Christians are different on death.
Much to the confusion of
our world, we celebrate death; we speak positively about passing on.
Christians honour death-days. Tonight for example, we celebrate St. Francis’
departure to what we perceive as a better place, with a dead and risen
Lord.
Because, for believers,
dying is rising!
Death is, for disciples,
the beginning of service, a movement toward relationship, and the manifestation
of the most important fruit of all, love.
Over the past few months
I have had some dark thoughts around dying.

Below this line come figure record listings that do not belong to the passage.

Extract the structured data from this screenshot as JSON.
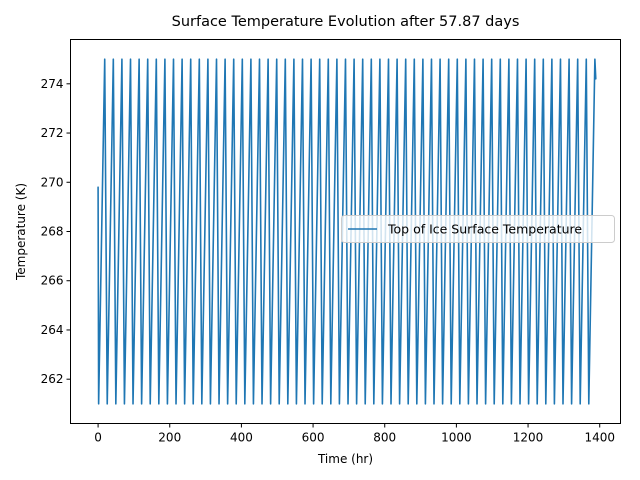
{
  "chart_data": {
    "type": "line",
    "title": "Surface Temperature Evolution after 57.87 days",
    "xlabel": "Time (hr)",
    "ylabel": "Temperature (K)",
    "xlim": [
      -77,
      1458
    ],
    "ylim": [
      260.2,
      275.8
    ],
    "xticks": [
      0,
      200,
      400,
      600,
      800,
      1000,
      1200,
      1400
    ],
    "yticks": [
      262,
      264,
      266,
      268,
      270,
      272,
      274
    ],
    "xtick_labels": [
      "0",
      "200",
      "400",
      "600",
      "800",
      "1000",
      "1200",
      "1400"
    ],
    "ytick_labels": [
      "262",
      "264",
      "266",
      "268",
      "270",
      "272",
      "274"
    ],
    "grid": false,
    "legend_position": "center-right",
    "colors": {
      "series": "#1f77b4",
      "axes": "#000000",
      "legend_border": "#cccccc"
    },
    "series": [
      {
        "name": "Top of Ice Surface Temperature",
        "shape": "daily-cycle",
        "x_range": [
          0,
          1389
        ],
        "start_value": 269.8,
        "min_value": 261.0,
        "max_value": 275.0,
        "end_value": 274.2,
        "period_hr": 24,
        "first_min_hr": 1.5,
        "first_max_hr": 18.5,
        "min_hour_of_cycle": 1.5,
        "max_hour_of_cycle": 18.5
      }
    ]
  }
}
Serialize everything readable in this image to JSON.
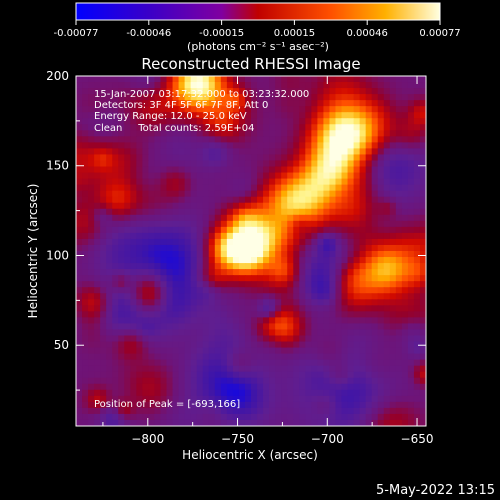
{
  "colorbar": {
    "tick_labels": [
      "-0.00077",
      "-0.00046",
      "-0.00015",
      "0.00015",
      "0.00046",
      "0.00077"
    ],
    "unit_label": "(photons cm⁻² s⁻¹ asec⁻²)",
    "range": [
      -0.00077,
      0.00077
    ]
  },
  "chart_data": {
    "type": "heatmap",
    "title": "Reconstructed RHESSI Image",
    "xlabel": "Heliocentric X (arcsec)",
    "ylabel": "Heliocentric Y (arcsec)",
    "xlim": [
      -840,
      -645
    ],
    "ylim": [
      5,
      200
    ],
    "x_ticks": [
      -800,
      -750,
      -700,
      -650
    ],
    "y_ticks": [
      50,
      100,
      150,
      200
    ],
    "x_tick_labels": [
      "−800",
      "−750",
      "−700",
      "−650"
    ],
    "y_tick_labels": [
      "50",
      "100",
      "150",
      "200"
    ],
    "annotations": [
      "15-Jan-2007 03:17:32.000 to 03:23:32.000",
      "Detectors: 3F 4F 5F 6F 7F 8F, Att 0",
      "Energy Range: 12.0 - 25.0 keV",
      "Clean     Total counts: 2.59E+04"
    ],
    "peak_label": "Position of Peak = [-693,166]",
    "peak": [
      -693,
      166
    ]
  },
  "footer": {
    "date": "5-May-2022 13:15"
  }
}
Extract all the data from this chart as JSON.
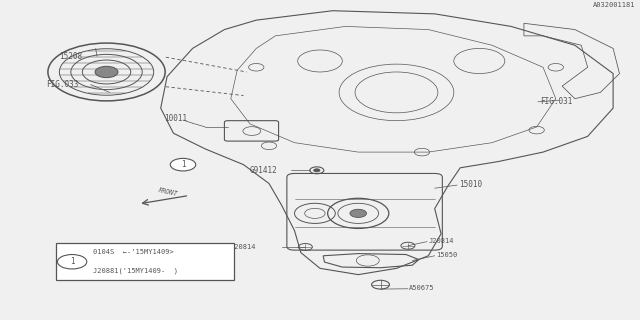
{
  "bg_color": "#f0f0f0",
  "line_color": "#555555",
  "legend_text1": "0104S  ←-'15MY1409>",
  "legend_text2": "J20881('15MY1409-  )",
  "diagram_ref": "A032001181"
}
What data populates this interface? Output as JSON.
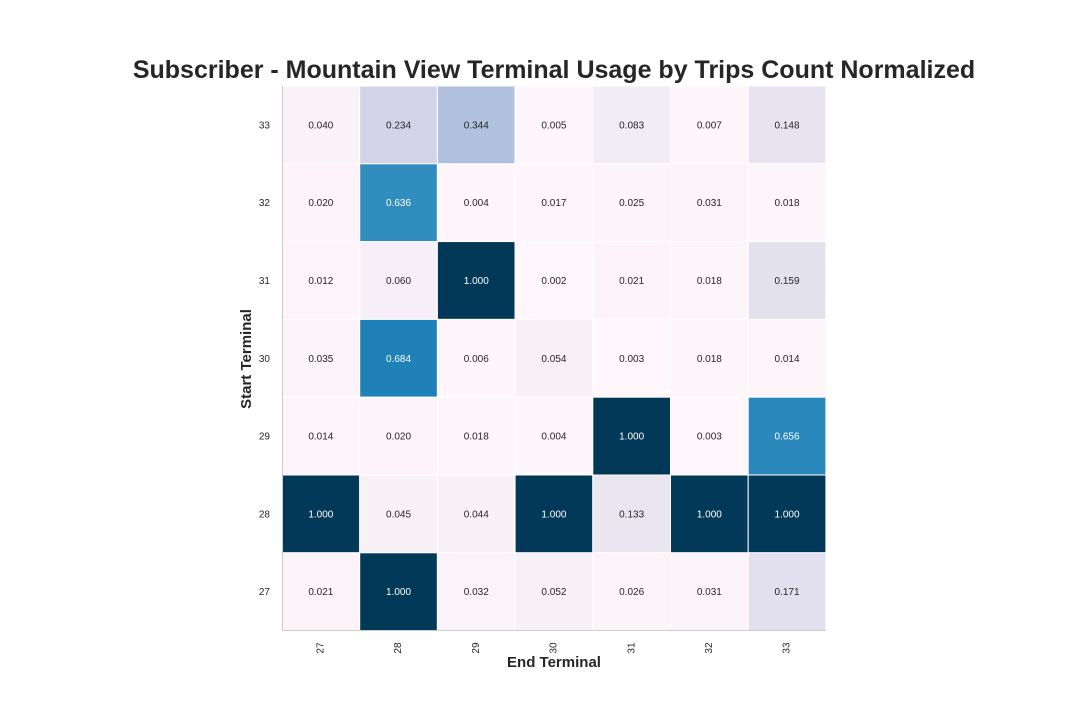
{
  "chart_data": {
    "type": "heatmap",
    "title": "Subscriber - Mountain View Terminal Usage by Trips Count Normalized",
    "xlabel": "End Terminal",
    "ylabel": "Start Terminal",
    "x_categories": [
      "27",
      "28",
      "29",
      "30",
      "31",
      "32",
      "33"
    ],
    "y_categories": [
      "33",
      "32",
      "31",
      "30",
      "29",
      "28",
      "27"
    ],
    "values": [
      [
        0.04,
        0.234,
        0.344,
        0.005,
        0.083,
        0.007,
        0.148
      ],
      [
        0.02,
        0.636,
        0.004,
        0.017,
        0.025,
        0.031,
        0.018
      ],
      [
        0.012,
        0.06,
        1.0,
        0.002,
        0.021,
        0.018,
        0.159
      ],
      [
        0.035,
        0.684,
        0.006,
        0.054,
        0.003,
        0.018,
        0.014
      ],
      [
        0.014,
        0.02,
        0.018,
        0.004,
        1.0,
        0.003,
        0.656
      ],
      [
        1.0,
        0.045,
        0.044,
        1.0,
        0.133,
        1.0,
        1.0
      ],
      [
        0.021,
        1.0,
        0.032,
        0.052,
        0.026,
        0.031,
        0.171
      ]
    ],
    "value_format": "3 decimals",
    "colormap": "PuBu",
    "vmin": 0,
    "vmax": 1,
    "colors": {
      "low": "#fff7fb",
      "mid": "#a6bddb",
      "high": "#023858",
      "gridline": "#ffffff",
      "axis": "#cccccc"
    }
  }
}
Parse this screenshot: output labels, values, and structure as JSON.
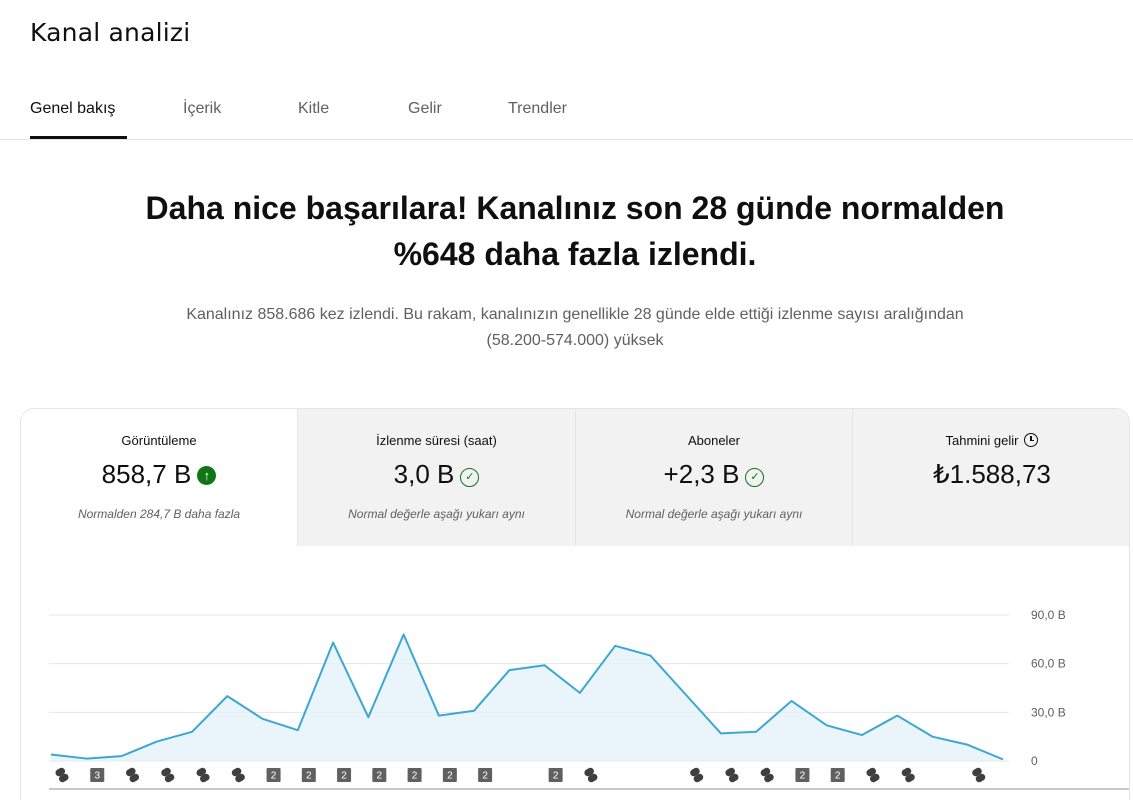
{
  "page": {
    "title": "Kanal analizi"
  },
  "tabs": [
    {
      "label": "Genel bakış",
      "active": true
    },
    {
      "label": "İçerik",
      "active": false
    },
    {
      "label": "Kitle",
      "active": false
    },
    {
      "label": "Gelir",
      "active": false
    },
    {
      "label": "Trendler",
      "active": false
    }
  ],
  "headline": {
    "line1": "Daha nice başarılara! Kanalınız son 28 günde normalden",
    "line2": "%648 daha fazla izlendi."
  },
  "subtext": {
    "line1": "Kanalınız 858.686 kez izlendi. Bu rakam, kanalınızın genellikle 28 günde elde ettiği izlenme sayısı aralığından",
    "line2": "(58.200-574.000) yüksek"
  },
  "metrics": [
    {
      "label": "Görüntüleme",
      "value": "858,7 B",
      "note": "Normalden 284,7 B daha fazla",
      "icon": "arrow-up-circle-icon",
      "active": true
    },
    {
      "label": "İzlenme süresi (saat)",
      "value": "3,0 B",
      "note": "Normal değerle aşağı yukarı aynı",
      "icon": "check-circle-icon",
      "active": false
    },
    {
      "label": "Aboneler",
      "value": "+2,3 B",
      "note": "Normal değerle aşağı yukarı aynı",
      "icon": "check-circle-icon",
      "active": false
    },
    {
      "label": "Tahmini gelir",
      "value": "₺1.588,73",
      "note": "",
      "icon": "clock-icon",
      "active": false
    }
  ],
  "colors": {
    "line": "#3ea6d2",
    "area": "#e3f2fa",
    "grid": "#e5e5e5",
    "positive": "#107516",
    "badge": "#606060"
  },
  "chart_data": {
    "type": "area",
    "y_ticks": [
      "0",
      "30,0 B",
      "60,0 B",
      "90,0 B"
    ],
    "y_tick_values": [
      0,
      30,
      60,
      90
    ],
    "ylim": [
      0,
      90
    ],
    "grid": true,
    "values": [
      4,
      1.5,
      3,
      12,
      18,
      40,
      26,
      19,
      73,
      27,
      78,
      28,
      31,
      56,
      59,
      42,
      71,
      65,
      41,
      17,
      18,
      37,
      22,
      16,
      28,
      15,
      10,
      1
    ],
    "markers": [
      "shorts",
      "3",
      "shorts",
      "shorts",
      "shorts",
      "shorts",
      "2",
      "2",
      "2",
      "2",
      "2",
      "2",
      "2",
      "",
      "2",
      "shorts",
      "",
      "",
      "shorts",
      "shorts",
      "shorts",
      "2",
      "2",
      "shorts",
      "shorts",
      "",
      "shorts",
      ""
    ]
  }
}
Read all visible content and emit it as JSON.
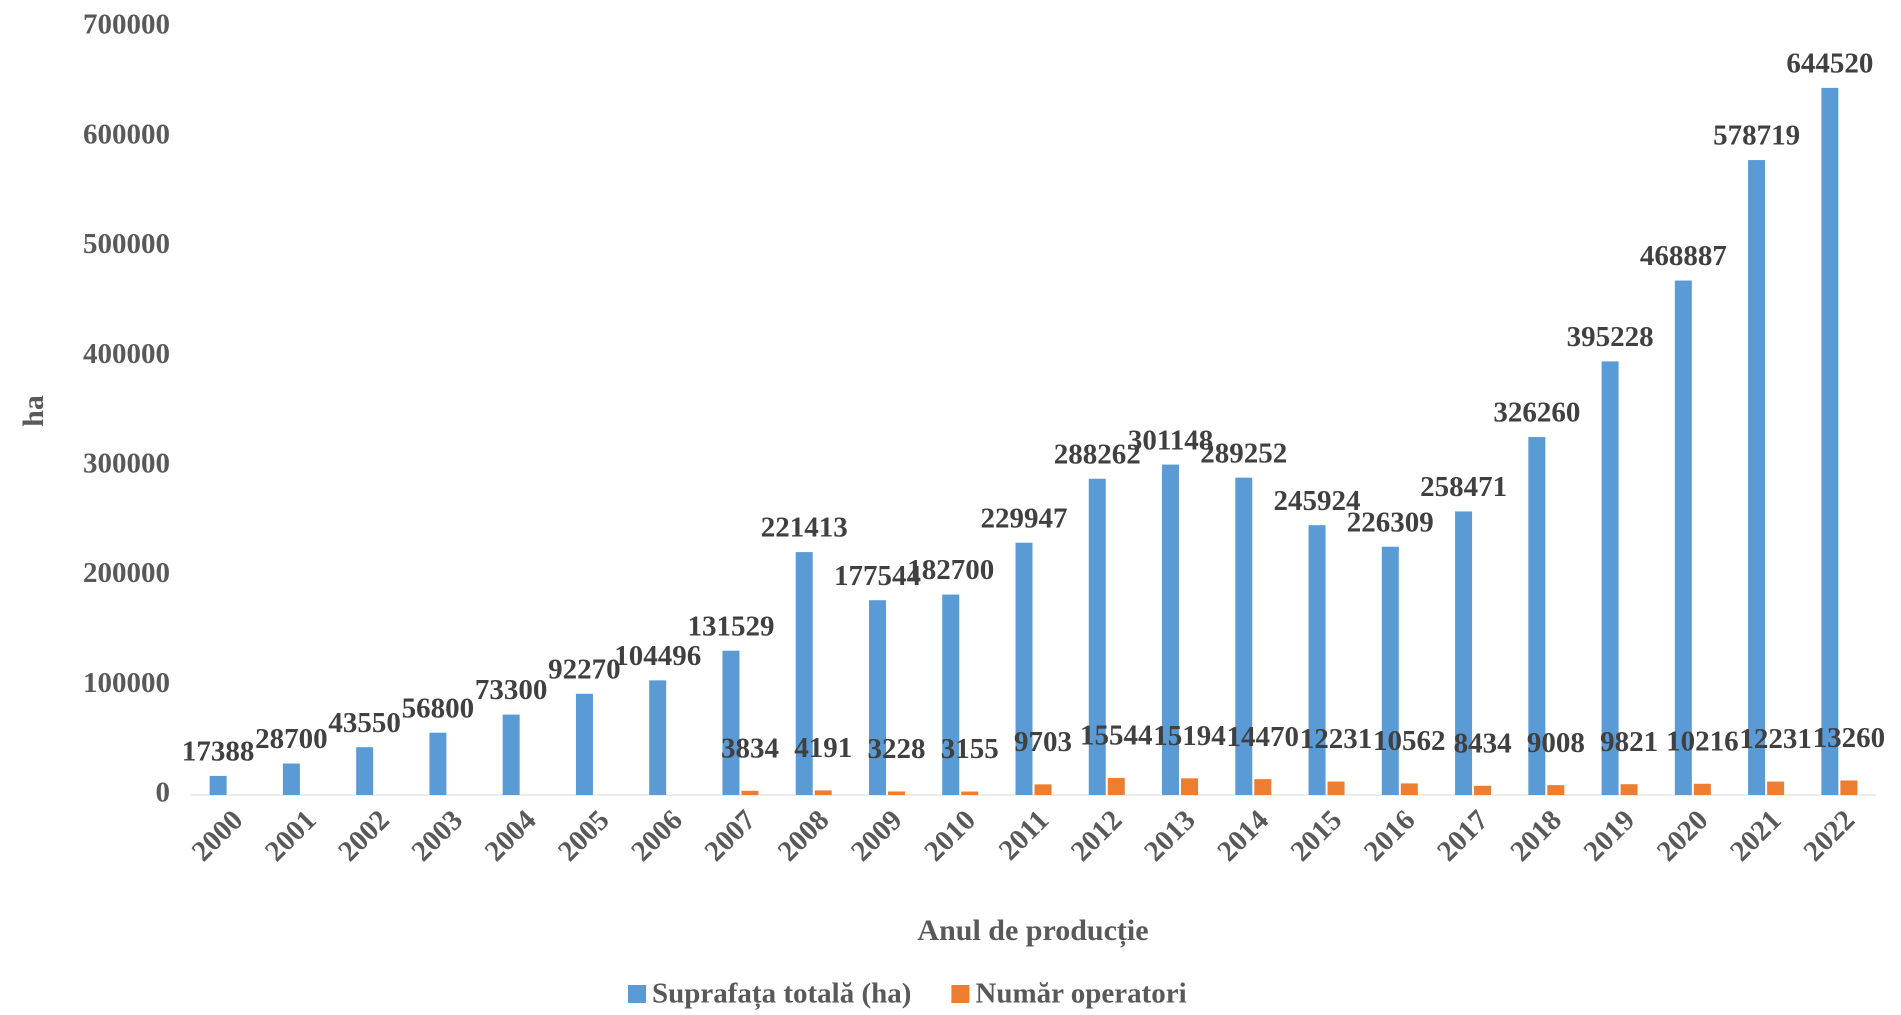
{
  "chart_data": {
    "type": "bar",
    "x_label": "Anul de producție",
    "y_label": "ha",
    "categories": [
      "2000",
      "2001",
      "2002",
      "2003",
      "2004",
      "2005",
      "2006",
      "2007",
      "2008",
      "2009",
      "2010",
      "2011",
      "2012",
      "2013",
      "2014",
      "2015",
      "2016",
      "2017",
      "2018",
      "2019",
      "2020",
      "2021",
      "2022"
    ],
    "series": [
      {
        "name": "Suprafața totală (ha)",
        "color": "#5b9bd5",
        "values": [
          17388,
          28700,
          43550,
          56800,
          73300,
          92270,
          104496,
          131529,
          221413,
          177544,
          182700,
          229947,
          288262,
          301148,
          289252,
          245924,
          226309,
          258471,
          326260,
          395228,
          468887,
          578719,
          644520
        ]
      },
      {
        "name": "Număr operatori",
        "color": "#ed7d31",
        "values": [
          null,
          null,
          null,
          null,
          null,
          null,
          null,
          3834,
          4191,
          3228,
          3155,
          9703,
          15544,
          15194,
          14470,
          12231,
          10562,
          8434,
          9008,
          9821,
          10216,
          12231,
          13260
        ]
      }
    ],
    "ylim": [
      0,
      700000
    ],
    "yticks": [
      0,
      100000,
      200000,
      300000,
      400000,
      500000,
      600000,
      700000
    ],
    "grid": false,
    "legend": "bottom"
  }
}
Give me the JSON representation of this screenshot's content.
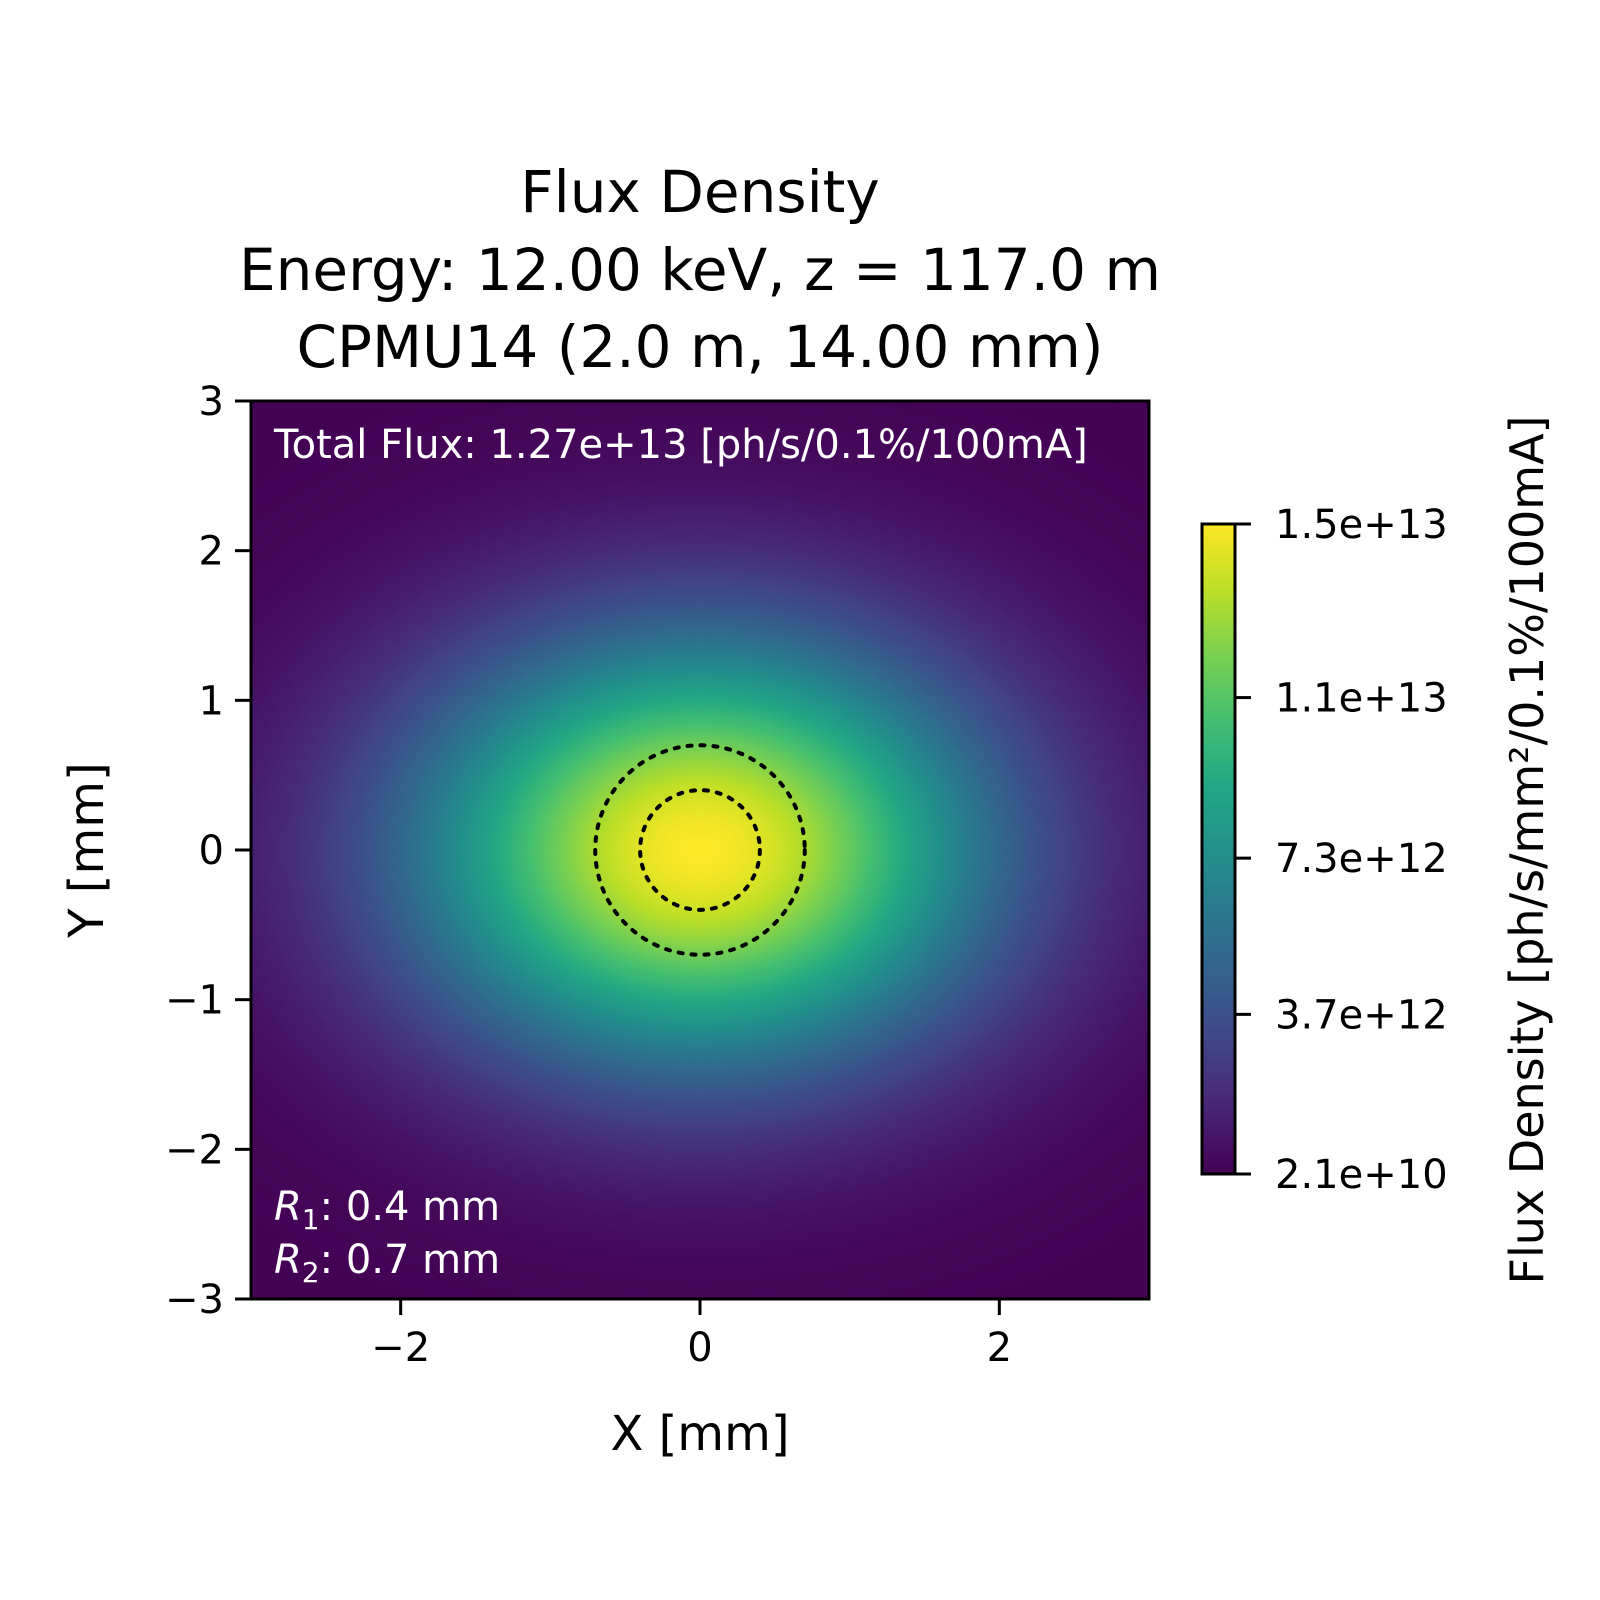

I have wondered: What if the Church changed? What if the People of God, universally,
adopted the Franciscan ideal (which is nothing other than the gospel);
would the Franciscan Orders and charism become irrelevant? Would we as a Franciscan Order, after 800
years, meet our own death?
I think, fundamentally,
the answer is yes we would but in faith I feel secure in this vocation because I
also doubt. I doubt the ability of the Church or the Order to achieve the
ideal; I trust that St. Francis’ vision and the gospel will always be radical, hoped
for, for us all to strive toward, rather than be satisfied in us. I hope, and that is why I can call myself a
Christian, but like St. Thomas I doubt. We
all know that change is coming in the Church, but some of us need to touch the
mark of the nails, so to speak, before we can truly believe.
This week Pope Francis
expressed his hope for the Church as she attempts reform and renewal, and oddly
enough his hopes were based on the hopes of our Holy Seraphic Father Francis I
(of Assisi).
On his namesake, the “bishop
of Rome” states:
“St. Francis of Assisi is
great because he is everything. He is a man who wants to do things, wants to
build, he founded an Order and its rules, he is an itinerant and a missionary,
a poet and a prophet, he is mystical. He found evil in himself and rooted it
out. He loves nature, animals, the blade of grass on the lawn and the birds flying
in the sky. But above all St. Francis loved people, children, old people,
women. He is our most shining example of
agape,” love.
St. Francis, in others
words, exudes an ideal.
And the Pope continues:
"Francis wanted a
mendicant Order and an itinerant one; Missionaries who wanted to meet, listen,
talk, help, to spread faith and love. Especially love. And he dreamed of a poor Church that would
take care of others, receive material aid and use it to support others, with no
concern for itself. 800 years have passed
since then and times have changed, but the ideal of a missionary, poor Church
is still more than valid. This is still the Church that Jesus and his disciples
preached about."
This ideal, in other
words, persists. It will never go
away. Christians, and especially
Franciscans, must aspire to the poverty of Jesus Christ – an ideal we must
hope to immolate.
The teachings of Jesus,
that St. Francis put above all other “prescriptions”, remain the lifeblood of
the People of God. Yet, it is only when dying to ourselves that we begin to
understand our Lord’s counsels.
Not as individuals do we
come to the truth (and beauty and goodness) but together, and only together are
we truly free. It is only when we aspire
beyond our own deadly wants that we begin to know the real needs of others and to
do what Jesus says to do, to wash feet.
On his deathbed, on this
very night many moons ago, St. Francis told his companions “I have done what is
mine to do, may Christ teach you what is yours’.”
St.
Francis’ life, and his particular vocation, is over. He died; now we must live as called. Christ, in like and purer manner, died and
set us free, free to follow his lead, free to discover each other – to serve,
to relate, and to love.
May we
listen to Francis and follow our Lord’s example by dying to ourselves. May we rejoice in what death has accomplished,
and do what is ours, in particular, to do.
Above and beyond all else, may we love as we are loved.